Wakeman Rejoins 'Yes' At Civic Center

By Walt Trott

That's the big news for Maine fans who plan to catch Yes at the Cumberland County Civic Center Aug. 14.

Wakeman is replacing rock organist Pat Moraz, a move that reunites him with Jon Anderson, Chris Squire, Steve Howe, and Alan White.

Considered by many rock music critics as one of the greatest keyboard artists, Wakeman says he decided to return after hitting it off with his old mates who invited him to perform on some tracks of 'Yes' new LP.

"At the time, I wasn't sure. I had left the band because I didn't like the direction musically in which Yes was going. But when I went over to Switzerland, they played me some demos, and it was like back to "Fragile" and "Yessongs". It was songs and good playing."

Since his departure, Wakeman has kept busy scoring movie soundtracks (more notably Ken Russell's "Lisztomania"), doing solo LP's and touring (he estimates his "Journey to the Centre of the Earth" tour, complete with a large orchestra, cost him $250,000). Wakeman also performed in Russell's movie "Tommy".

His latest solo LP "White Rock" is probably his most ambitious project to date, he says. It is another soundtrack album, accompanying a movie about the Innsbruck Winter Olympics Games (1976).

Wakeman says that the picture was scored in 12 parts, which were later spliced to form the whole soundtrack. Unlike many of his previous heavily orchestrated discs, he says this album is almost exclusively keyboards, "with a bit of percussion".

Yes is noted for heavy metal trips complete with imaginative staging that has included plastic forms and shooting laser beams.

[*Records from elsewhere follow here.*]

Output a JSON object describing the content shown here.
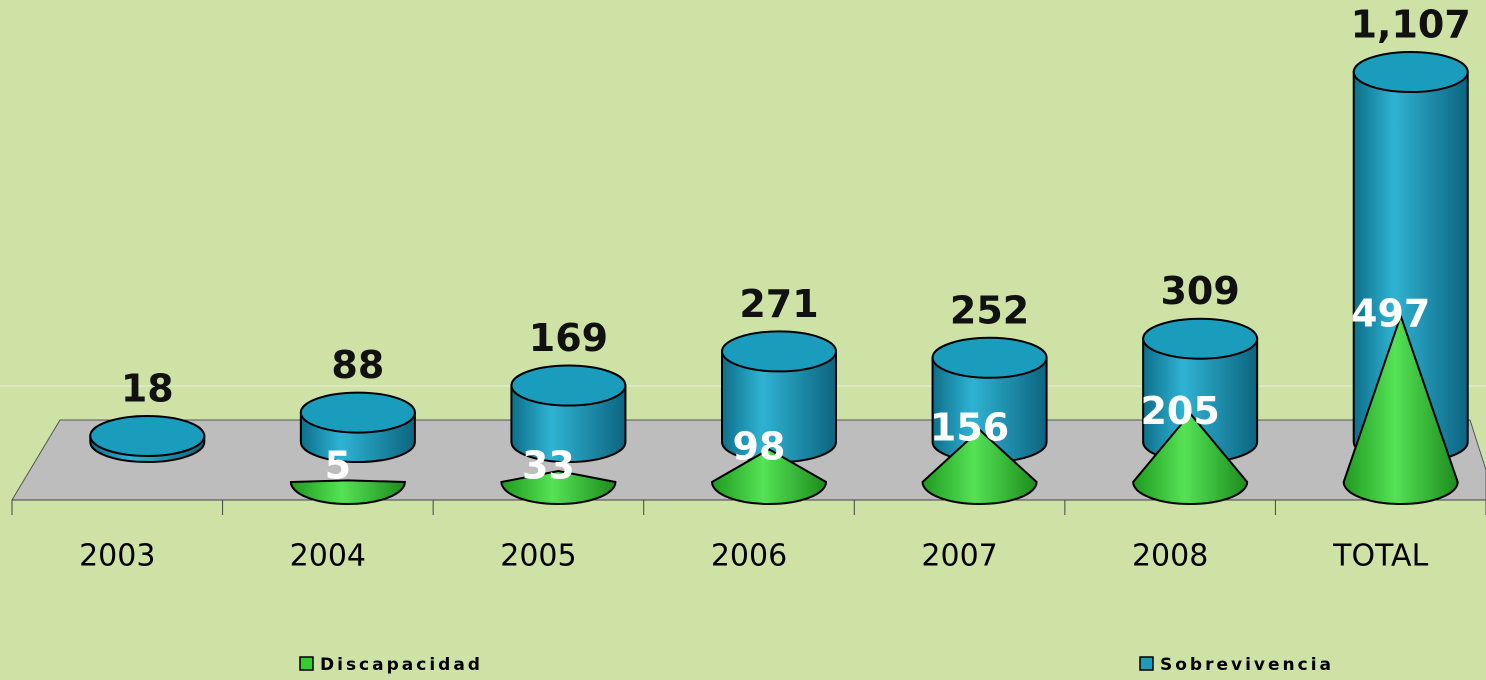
{
  "chart_data": {
    "type": "bar3d",
    "categories": [
      "2003",
      "2004",
      "2005",
      "2006",
      "2007",
      "2008",
      "TOTAL"
    ],
    "series": [
      {
        "name": "Discapacidad",
        "color": "#33cc33",
        "shape": "cone",
        "values": [
          null,
          5,
          33,
          98,
          156,
          205,
          497
        ]
      },
      {
        "name": "Sobrevivencia",
        "color": "#1a9cbc",
        "shape": "cylinder",
        "values": [
          18,
          88,
          169,
          271,
          252,
          309,
          1107
        ],
        "value_labels": [
          "18",
          "88",
          "169",
          "271",
          "252",
          "309",
          "1,107"
        ]
      }
    ]
  }
}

The "practitioners of progressive rock" have produced some exciting LP's, musically and saleswise, including "Close to the Edge", and "Tales of Topographic Oceans."

Wakeman says he's not concerned about losses on the group's current tour which will take them to South America, Canada, and Europe, after playdates in the U.S. are conducted.

"Obviously where many bands have the problem and where I had the problem when I was touring alone, was that I didn't know how many people would show up."

He says it is simpler to figure touring costs for the British troup because it is almost always assured of being a sellout wherever Yes performs.

"On my solo tour, we would go out to L.A. and sell 25,000 tickets and then go someplace like St. Louis and sell only 3,000 tickets. But I knew that if we averaged 14,000 to 12,000 audiences on that tour, we would lose money."

Wakeman says it was just too expensive an undertaking because the staging and production were too costly. "But people generally supported me on the tour, especially in America."